Centrepoint and New Horizons Youth Centre said the number of 16 to -25-year-olds sleeping rough has risen for the third consecutive quarter from 287 people in 2019 to 300 at the same time this year.
“It is heart-breaking that the pandemic continues to drive young people onto the streets,” said Phil Kerry, New Horizons chief executive.
“What we’re seeing daily is just the tip of the iceberg. We’re enormously concerned about the hundreds of young people slipping through cracks in current provision.
“The impact of rough sleeping on young people’s lives is enormous, and so the investment needed for youth-specific solutions is relatively small.”
Earlier this month, Housing Secretary Robert Jenrick called on councils to “redouble efforts” to protect rough sleepers through the latest national Covid-19 lockdown, offering an additional £10 million in funding.
Centrepoint’s head of public affairs Paul Noblet said the latest CHAIN figures show the Government should adopt the same approach as the Everyone In scheme in March and bring young people into emergency accommodation to protect them from the pandemic.
Noblet said: “At the start of the pandemic the government stepped up and invested in local service to get everyone in. That was the right call then, and it’s the right call now.
“Regional mayors, local councils, and charities want to provide age-appropriate accommodation for rough sleepers but to do that we need ministers to dip into the coffers again to keep everyone safe whilst vaccines are rolled out.”
The CHAIN figures also reveal that former prisoners made up a large proportion of London rough sleepers between October and December.
All too often people leave prison with nowhere to go, as many may have lost their home while serving their sentence and landlords are often reluctant to rent to them. We can’t expect anyone to rebuild their life without a safe place to live. https://t.co/HTFE2xOrbc
— Crisis (@crisis_uk) January 29, 2021
A total of 820 ex-offenders were counted in the period, up from 706 between July and September, as the Government unveiled new England-wide investment to prevent prisoners from being released onto the streets on Friday.
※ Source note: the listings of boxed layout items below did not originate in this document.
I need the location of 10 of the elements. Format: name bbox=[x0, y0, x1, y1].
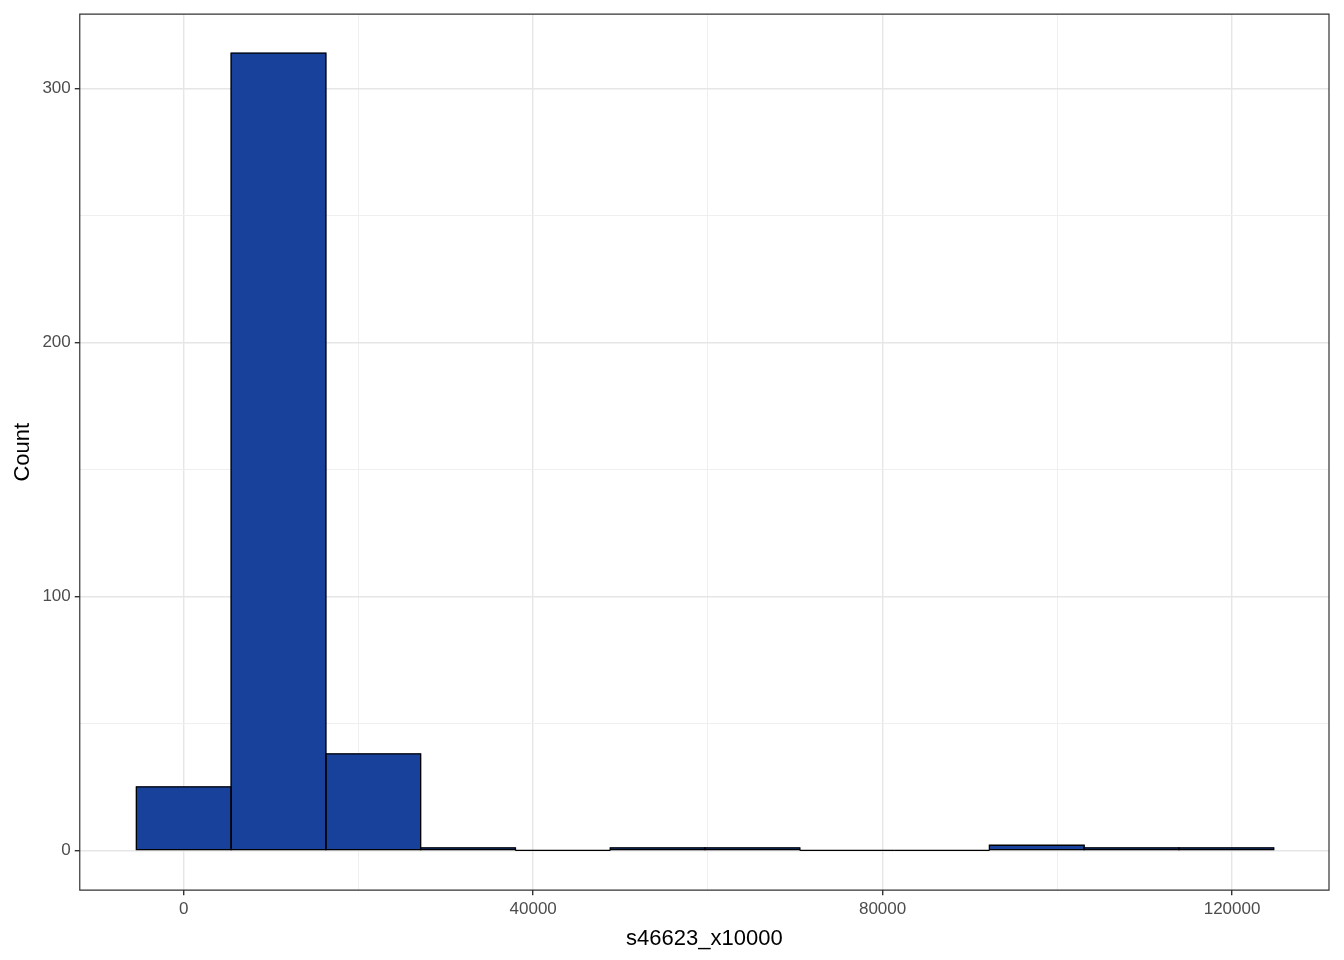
y-tick-label: 0 bbox=[61, 840, 71, 860]
x-tick-label: 120000 bbox=[1203, 899, 1261, 919]
x-tick-label: 80000 bbox=[858, 899, 907, 919]
y-axis-title: Count bbox=[9, 422, 35, 482]
x-tick-label: 0 bbox=[178, 899, 189, 919]
y-tick-label: 300 bbox=[42, 78, 71, 98]
y-tick-label: 100 bbox=[42, 586, 71, 606]
y-tick-label: 200 bbox=[42, 332, 71, 352]
x-axis-title: s46623_x10000 bbox=[626, 924, 783, 950]
x-tick-label: 40000 bbox=[509, 899, 557, 919]
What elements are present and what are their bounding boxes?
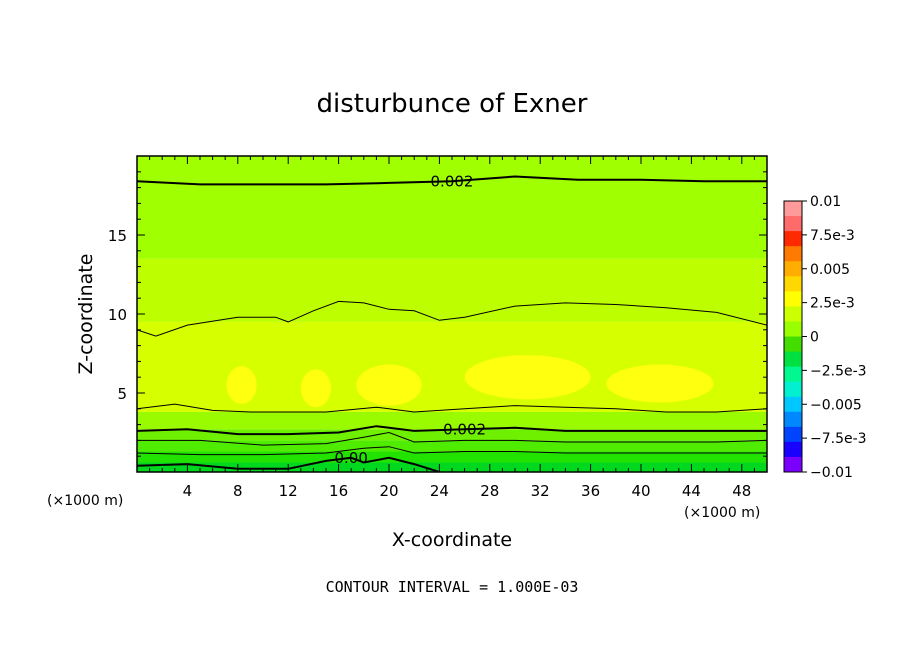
colorbar-swatch-16 bbox=[784, 441, 802, 458]
colorbar-swatch-12 bbox=[784, 381, 802, 398]
colorbar-swatch-10 bbox=[784, 351, 802, 368]
y-tick-label-2: 15 bbox=[108, 227, 127, 245]
colorbar-label-8: −0.01 bbox=[810, 465, 853, 481]
colorbar-swatch-11 bbox=[784, 366, 802, 383]
colorbar-label-5: −2.5e-3 bbox=[810, 363, 867, 379]
max-region-4 bbox=[606, 364, 714, 403]
contour-line-6 bbox=[137, 456, 440, 472]
contour-line-5 bbox=[137, 446, 767, 456]
x-tick-label-4: 20 bbox=[379, 482, 398, 500]
colorbar-label-3: 2.5e-3 bbox=[810, 296, 855, 312]
contour-label-0: 0.002 bbox=[431, 172, 474, 190]
colorbar-swatch-15 bbox=[784, 426, 802, 443]
colorbar-label-4: 0 bbox=[810, 330, 819, 346]
colorbar-swatch-7 bbox=[784, 306, 802, 322]
heatmap-band-4 bbox=[137, 411, 767, 430]
contour-line-3 bbox=[137, 425, 767, 436]
colorbar-label-1: 7.5e-3 bbox=[810, 228, 855, 244]
x-tick-label-5: 24 bbox=[430, 482, 449, 500]
colorbar-swatch-17 bbox=[784, 456, 802, 473]
heatmap-band-0 bbox=[137, 462, 767, 472]
y-tick-label-0: 5 bbox=[117, 385, 127, 403]
colorbar-swatch-14 bbox=[784, 411, 802, 428]
contour-line-1 bbox=[137, 300, 767, 337]
x-tick-label-8: 36 bbox=[581, 482, 600, 500]
y-axis-label: Z-coordinate bbox=[75, 254, 97, 375]
colorbar-label-7: −7.5e-3 bbox=[810, 431, 867, 447]
colorbar-swatch-8 bbox=[784, 321, 802, 337]
contour-line-2 bbox=[137, 403, 767, 413]
x-tick-label-10: 44 bbox=[682, 482, 701, 500]
colorbar-label-6: −0.005 bbox=[810, 397, 862, 413]
contour-lines bbox=[137, 175, 767, 472]
x-tick-label-6: 28 bbox=[480, 482, 499, 500]
contour-labels: 0.002 0.002 0.00 bbox=[334, 172, 486, 467]
x-tick-label-11: 48 bbox=[732, 482, 751, 500]
x-unit-label: (×1000 m) bbox=[684, 505, 760, 521]
heatmap-band-3 bbox=[137, 429, 767, 441]
contour-label-6: 0.00 bbox=[334, 449, 367, 467]
heatmap-band-7 bbox=[137, 156, 767, 259]
contour-line-4 bbox=[137, 431, 767, 446]
colorbar: 0.01 7.5e-3 0.005 2.5e-3 0 −2.5e-3 −0.005 −7.5e… bbox=[783, 194, 867, 481]
x-tick-label-1: 8 bbox=[233, 482, 243, 500]
x-tick-label-2: 12 bbox=[279, 482, 298, 500]
y-tick-label-1: 10 bbox=[108, 306, 127, 324]
x-tick-label-3: 16 bbox=[329, 482, 348, 500]
z-unit-label: (×1000 m) bbox=[47, 493, 123, 509]
heatmap-band-6 bbox=[137, 258, 767, 322]
colorbar-label-2: 0.005 bbox=[810, 262, 850, 278]
x-axis-label: X-coordinate bbox=[392, 529, 512, 551]
contour-interval-text: CONTOUR INTERVAL = 1.000E-03 bbox=[326, 578, 579, 596]
colorbar-swatch-2 bbox=[784, 231, 802, 247]
colorbar-swatch-5 bbox=[784, 276, 802, 292]
colorbar-label-0: 0.01 bbox=[810, 194, 841, 210]
heatmap-band-2 bbox=[137, 440, 767, 452]
colorbar-swatch-9 bbox=[784, 336, 802, 353]
colorbar-swatch-3 bbox=[784, 246, 802, 262]
heatmap-band-1 bbox=[137, 451, 767, 463]
contour-label-3: 0.002 bbox=[443, 420, 486, 438]
colorbar-swatch-0 bbox=[784, 201, 802, 217]
max-region-3 bbox=[464, 355, 591, 400]
x-tick-label-7: 32 bbox=[531, 482, 550, 500]
colorbar-swatch-13 bbox=[784, 396, 802, 413]
max-region-2 bbox=[356, 364, 422, 406]
contour-line-0 bbox=[137, 175, 767, 186]
max-region-1 bbox=[300, 369, 332, 408]
max-region-0 bbox=[226, 366, 257, 405]
chart-title: disturbunce of Exner bbox=[317, 89, 588, 119]
colorbar-swatch-4 bbox=[784, 261, 802, 277]
heatmap-fill bbox=[137, 156, 767, 472]
x-tick-label-0: 4 bbox=[183, 482, 193, 500]
colorbar-swatch-1 bbox=[784, 216, 802, 232]
x-tick-label-9: 40 bbox=[631, 482, 650, 500]
colorbar-swatch-6 bbox=[784, 291, 802, 307]
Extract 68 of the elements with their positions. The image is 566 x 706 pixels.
Prisons and Probation Minister Lucy Frazer announced the Government will spend more than £20 million to temporarily house prison leavers in basic hostels for 12 weeks.
South East Cambridgeshire MP Frazer said: “Releasing prisoners without addressing why they ended up there in the first place, only leads them to reoffend and cause more harm.
“By tackling homelessness, we are cutting crime, reducing drug and alcohol misuse and making our streets safer. This low-cost solution has the potential to save billions for the taxpayer and prevent thousands of people becoming victims.”